Schweiz zwischen Neutralität und Sanktionen

Die Schweiz, die kein Mitglied der Europäischen Union ist, hat die EU-Sanktionen gegen Russland weitgehend übernommen, seit Moskau Anfang 2022 seinen vollständigen Überfall auf die Ukraine begann. Dieser Schritt hat eine innenpolitische Initiative ausgelöst, die eine strengere Auslegung des langjährigen Neutralitätsansatzes des Landes fordert. Die Schweizer Wähler werden später in diesem Monat über den entsprechenden Vorschlag entscheiden.

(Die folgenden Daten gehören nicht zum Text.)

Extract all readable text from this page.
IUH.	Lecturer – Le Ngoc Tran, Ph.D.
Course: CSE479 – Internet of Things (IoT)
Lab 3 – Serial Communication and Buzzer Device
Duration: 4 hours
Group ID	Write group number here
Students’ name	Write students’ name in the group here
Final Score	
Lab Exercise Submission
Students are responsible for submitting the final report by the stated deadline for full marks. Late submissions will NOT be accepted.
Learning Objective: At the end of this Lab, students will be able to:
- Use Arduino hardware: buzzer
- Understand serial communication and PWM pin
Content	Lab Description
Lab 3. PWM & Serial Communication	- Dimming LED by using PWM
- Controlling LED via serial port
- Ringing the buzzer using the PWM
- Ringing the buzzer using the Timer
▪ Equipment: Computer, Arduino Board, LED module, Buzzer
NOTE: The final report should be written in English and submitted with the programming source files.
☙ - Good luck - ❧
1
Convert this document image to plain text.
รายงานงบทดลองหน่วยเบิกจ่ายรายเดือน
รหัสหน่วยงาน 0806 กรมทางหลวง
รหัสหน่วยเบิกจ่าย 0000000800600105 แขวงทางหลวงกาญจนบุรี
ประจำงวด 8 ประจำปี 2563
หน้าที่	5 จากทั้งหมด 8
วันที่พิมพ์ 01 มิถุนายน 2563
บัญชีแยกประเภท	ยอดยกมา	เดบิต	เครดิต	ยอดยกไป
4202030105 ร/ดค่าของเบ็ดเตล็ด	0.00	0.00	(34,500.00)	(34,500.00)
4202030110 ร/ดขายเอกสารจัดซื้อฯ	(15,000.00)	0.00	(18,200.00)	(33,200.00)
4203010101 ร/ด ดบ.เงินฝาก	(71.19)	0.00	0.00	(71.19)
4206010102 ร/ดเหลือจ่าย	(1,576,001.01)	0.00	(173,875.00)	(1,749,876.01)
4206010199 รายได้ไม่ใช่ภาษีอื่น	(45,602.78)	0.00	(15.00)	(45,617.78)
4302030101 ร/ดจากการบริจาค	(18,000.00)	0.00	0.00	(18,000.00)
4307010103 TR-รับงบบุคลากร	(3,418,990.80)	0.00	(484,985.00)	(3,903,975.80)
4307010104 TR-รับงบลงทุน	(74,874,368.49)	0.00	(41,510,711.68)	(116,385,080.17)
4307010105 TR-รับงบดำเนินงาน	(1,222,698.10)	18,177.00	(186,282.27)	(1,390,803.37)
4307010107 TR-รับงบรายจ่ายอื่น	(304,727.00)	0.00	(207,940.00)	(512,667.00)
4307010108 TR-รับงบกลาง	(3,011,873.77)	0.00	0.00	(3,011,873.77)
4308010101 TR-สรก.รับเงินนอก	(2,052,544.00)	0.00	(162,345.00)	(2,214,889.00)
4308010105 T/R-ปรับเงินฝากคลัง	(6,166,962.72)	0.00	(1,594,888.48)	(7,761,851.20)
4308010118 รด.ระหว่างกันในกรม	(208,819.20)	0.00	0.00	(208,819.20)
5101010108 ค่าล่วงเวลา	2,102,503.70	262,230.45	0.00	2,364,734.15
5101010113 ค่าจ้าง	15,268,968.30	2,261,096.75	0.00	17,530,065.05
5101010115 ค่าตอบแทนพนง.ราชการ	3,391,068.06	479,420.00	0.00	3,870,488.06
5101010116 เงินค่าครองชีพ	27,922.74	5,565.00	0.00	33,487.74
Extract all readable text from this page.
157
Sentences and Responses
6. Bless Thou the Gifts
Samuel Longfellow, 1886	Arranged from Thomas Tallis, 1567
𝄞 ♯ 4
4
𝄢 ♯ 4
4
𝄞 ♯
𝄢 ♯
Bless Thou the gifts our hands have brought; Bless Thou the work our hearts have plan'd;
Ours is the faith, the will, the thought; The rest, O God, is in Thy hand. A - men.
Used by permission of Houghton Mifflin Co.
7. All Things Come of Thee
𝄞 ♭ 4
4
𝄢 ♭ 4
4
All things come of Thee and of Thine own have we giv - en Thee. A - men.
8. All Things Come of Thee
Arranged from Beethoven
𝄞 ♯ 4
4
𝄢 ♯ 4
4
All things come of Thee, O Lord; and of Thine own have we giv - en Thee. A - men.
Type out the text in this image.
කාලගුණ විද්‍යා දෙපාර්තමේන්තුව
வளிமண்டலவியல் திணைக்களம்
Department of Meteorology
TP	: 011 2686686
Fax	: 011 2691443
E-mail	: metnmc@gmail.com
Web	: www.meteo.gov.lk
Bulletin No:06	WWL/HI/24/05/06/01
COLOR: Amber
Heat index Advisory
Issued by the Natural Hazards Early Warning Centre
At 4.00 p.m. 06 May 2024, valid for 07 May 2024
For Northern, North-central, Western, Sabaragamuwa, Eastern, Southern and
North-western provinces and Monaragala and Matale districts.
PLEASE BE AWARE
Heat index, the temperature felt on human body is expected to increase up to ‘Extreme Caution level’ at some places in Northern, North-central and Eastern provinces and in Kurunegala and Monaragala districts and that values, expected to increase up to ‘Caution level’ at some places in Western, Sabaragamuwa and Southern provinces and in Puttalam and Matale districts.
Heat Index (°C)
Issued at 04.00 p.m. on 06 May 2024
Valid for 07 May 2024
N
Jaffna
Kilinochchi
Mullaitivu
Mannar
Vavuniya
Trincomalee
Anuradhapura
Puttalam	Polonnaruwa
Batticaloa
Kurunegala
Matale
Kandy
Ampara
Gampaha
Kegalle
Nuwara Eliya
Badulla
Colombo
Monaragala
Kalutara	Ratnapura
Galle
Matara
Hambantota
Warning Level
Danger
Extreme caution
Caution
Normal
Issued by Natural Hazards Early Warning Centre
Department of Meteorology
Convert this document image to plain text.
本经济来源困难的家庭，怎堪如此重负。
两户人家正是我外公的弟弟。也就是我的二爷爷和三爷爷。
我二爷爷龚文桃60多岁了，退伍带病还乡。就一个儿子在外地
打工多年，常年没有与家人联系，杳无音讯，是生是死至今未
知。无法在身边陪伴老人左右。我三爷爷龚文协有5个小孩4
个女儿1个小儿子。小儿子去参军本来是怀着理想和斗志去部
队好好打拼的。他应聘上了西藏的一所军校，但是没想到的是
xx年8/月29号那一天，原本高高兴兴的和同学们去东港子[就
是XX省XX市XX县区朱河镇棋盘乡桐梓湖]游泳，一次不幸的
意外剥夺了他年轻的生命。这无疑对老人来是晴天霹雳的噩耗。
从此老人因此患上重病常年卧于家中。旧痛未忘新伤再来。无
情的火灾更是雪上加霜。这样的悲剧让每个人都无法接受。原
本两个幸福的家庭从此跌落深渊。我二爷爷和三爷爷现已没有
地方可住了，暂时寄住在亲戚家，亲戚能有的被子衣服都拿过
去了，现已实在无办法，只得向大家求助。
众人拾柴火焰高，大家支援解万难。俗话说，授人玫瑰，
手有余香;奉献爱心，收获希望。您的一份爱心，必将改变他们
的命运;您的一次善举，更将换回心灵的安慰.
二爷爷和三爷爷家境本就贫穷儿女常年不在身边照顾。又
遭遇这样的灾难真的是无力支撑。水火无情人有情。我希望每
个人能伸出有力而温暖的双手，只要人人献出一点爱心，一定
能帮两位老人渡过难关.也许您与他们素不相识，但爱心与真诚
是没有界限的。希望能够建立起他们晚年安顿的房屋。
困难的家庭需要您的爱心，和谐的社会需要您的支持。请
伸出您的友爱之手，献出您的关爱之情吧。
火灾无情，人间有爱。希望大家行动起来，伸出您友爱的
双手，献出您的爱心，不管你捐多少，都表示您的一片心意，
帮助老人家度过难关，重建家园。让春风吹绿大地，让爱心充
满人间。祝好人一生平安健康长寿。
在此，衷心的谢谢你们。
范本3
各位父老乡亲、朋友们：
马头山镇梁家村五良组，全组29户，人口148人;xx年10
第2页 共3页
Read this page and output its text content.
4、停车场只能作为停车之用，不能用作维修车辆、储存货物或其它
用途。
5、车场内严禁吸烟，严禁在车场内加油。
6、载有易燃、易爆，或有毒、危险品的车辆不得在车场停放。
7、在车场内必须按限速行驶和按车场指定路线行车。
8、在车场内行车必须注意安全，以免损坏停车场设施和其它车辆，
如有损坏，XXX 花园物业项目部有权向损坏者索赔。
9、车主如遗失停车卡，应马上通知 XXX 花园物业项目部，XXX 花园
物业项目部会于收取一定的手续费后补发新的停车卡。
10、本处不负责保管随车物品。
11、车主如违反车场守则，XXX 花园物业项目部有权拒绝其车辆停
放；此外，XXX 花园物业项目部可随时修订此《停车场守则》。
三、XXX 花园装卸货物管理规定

Russland hat erklärt, es betrachte die Schweiz nicht länger als neutralen Staat, und hat das Land scharf kritisiert, weil es humanitäre Hilfe für die Ukraine bereitstellt. Für Nestlé bedeutet die aktuelle Entwicklung eine erhebliche Unsicherheit über die Zukunft des Russland-Geschäfts, das zuletzt noch als eines der wenigen großen westlichen Lebensmittelunternehmen im Land aktiv war.